As education policymakers increasingly rely on evidence, researchers have conducted more cluster-randomized trials. But much work remains be done in reviewing those trials’ methodology, specifically how researchers choose which schools to include as what works for one school or district may not work for another. In a recent working paper, IPR statistician Beth Tipton and her co-authors examine 34 such trials to determine whether their samples are truly representative of particular populations of schools and students. They compare the sample data from those studies, funded by the Institute of Education Sciences and selected and evaluated by Tipton and her co-authors, to general population data from the U.S. Department of Education. They find that recruitment for studies is heavily dependent on pre-existing local relationships between researchers and the schools that are ultimately selected. Therefore, those schools skew, like the universities, larger in size and more urban than the population being studied. They find this poses major challenges to any generalizations drawn from such studies. The researchers recommend three major changes to recruitment: including the sample-collection methodology in the grant proposal, increasing training for sample collection, and establishing best practices for school recruitment.

Economics of Scaling Up

When researchers conduct randomized controlled trials (RCTs) of social programs, the hope is that smaller-scaled programs that appear promising in initial RCTs can then be implemented at a larger scale with a larger set of resources. But how can it be known whether a social program will be equally successful at scale without having been tested at scale? IPR economist Jonathan Guryan proposes a way to measure the economics of scaling up in an IPR working paper, along with Jonathan Davis, Kelly Hallberg, and Jens Ludwig of the University of Chicago. Their model focuses on one scale-up challenge specifically: For most social programs, labor is a key input, yet as social programs scale up and seek new hires, a search problem can arise. This results in a situation where, as programs are scaled, either the average cost of labor must go up or program quality will decline at fixed costs. For instance, a tutoring program that is being scaled up will eventually face a labor supply problem where the program will either need to start offering higher pay to attract high-quality tutors, or will have to accept lower-quality tutors at lower pay. While acknowledging that exact costs of scale-up cannot necessarily be known, Guryan and his co-authors show that it is possible to create and test a program at a smaller scale while still learning about the input supply curves, such as the labor supply curve, facing the firm at a much larger scale. This can be done by randomly sampling the inputs the provider would have hired if they operated at a larger scale. Highlighting the specific case of a Chicago tutoring program they are evaluating and trying to scale up, the researchers show how scale-up experiments can provide insights and confidence that cannot be derived from simply scaling up without an experiment at a modest scale. Guryan is the Lawyer Taylor Professor of Human Development and Social Policy.

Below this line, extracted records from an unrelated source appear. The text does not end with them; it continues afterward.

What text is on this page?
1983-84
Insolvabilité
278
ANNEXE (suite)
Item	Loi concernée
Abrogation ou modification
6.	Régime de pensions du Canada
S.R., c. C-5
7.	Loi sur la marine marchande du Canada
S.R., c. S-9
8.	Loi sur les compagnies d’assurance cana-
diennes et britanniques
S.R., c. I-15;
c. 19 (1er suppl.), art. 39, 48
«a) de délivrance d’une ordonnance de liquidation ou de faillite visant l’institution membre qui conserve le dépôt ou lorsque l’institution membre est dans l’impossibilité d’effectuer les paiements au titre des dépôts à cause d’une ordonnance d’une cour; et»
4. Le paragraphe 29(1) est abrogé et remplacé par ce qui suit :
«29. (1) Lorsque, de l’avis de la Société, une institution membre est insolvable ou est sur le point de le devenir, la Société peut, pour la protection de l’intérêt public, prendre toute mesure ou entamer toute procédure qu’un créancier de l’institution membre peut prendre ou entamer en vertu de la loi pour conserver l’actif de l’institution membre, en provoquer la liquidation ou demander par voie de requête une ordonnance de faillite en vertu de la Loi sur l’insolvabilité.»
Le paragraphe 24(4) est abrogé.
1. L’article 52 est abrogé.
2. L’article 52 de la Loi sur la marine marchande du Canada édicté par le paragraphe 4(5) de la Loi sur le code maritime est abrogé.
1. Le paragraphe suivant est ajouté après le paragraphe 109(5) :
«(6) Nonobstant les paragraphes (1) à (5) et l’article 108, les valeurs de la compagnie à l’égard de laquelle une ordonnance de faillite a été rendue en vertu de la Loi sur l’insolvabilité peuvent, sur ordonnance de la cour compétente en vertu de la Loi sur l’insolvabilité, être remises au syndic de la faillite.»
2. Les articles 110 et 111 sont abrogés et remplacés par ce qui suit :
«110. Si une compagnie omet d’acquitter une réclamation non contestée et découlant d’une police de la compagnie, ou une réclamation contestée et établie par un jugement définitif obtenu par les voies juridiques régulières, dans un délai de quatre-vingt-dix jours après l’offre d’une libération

Protecting Privacy of Student Data

Over the last decade, the U.S. Department of Education has invested more than $600 million to help states improve their educational longitudinal data systems (SLDSs), including student background data and assessment data. SLDSs today include longitudinal data on millions of students, which should make them a rich source of data for education researchers. However, the Family Education Rights and Privacy Act (FERPA) has placed restrictions on accessing this data, making it difficult for independent researchers to use it. A research project led by Hedges, and supported by the NSF and IES, continues to examine the balance between protecting privacy and allowing for effective education research. A previous study led by IPR statistician and education researcher Larry Hedges, which used SLDS data from 11 states and 5 million students, found substantially different results for analyses using masked data, which scrambles or hides some original data to protect sensitive information, versus unmasked data. Subsequent analyses have shown that the data masking procedures used in several states have led to the deletion of a large, non-random portion of the SLDS data, which could have implications for research findings based on these datasets. Hedges’ current project evaluates several approaches to statistical disclosure control that could both make SLDS available to researchers and comply with standards set out by FERPA. He and his collaborators argue that these approaches must meet three criteria: 1) they must assure confidentiality; 2) they must preserve information about relationships in the data; and 3) the protected data must be open to conventional analyses by social science researchers. As a next step, the researchers will evaluate how well two competing general approaches meet the above criteria. Hedges is Board of Trustees Professor of Statistics and Education and Social Policy and the co-director of the STEPP Center.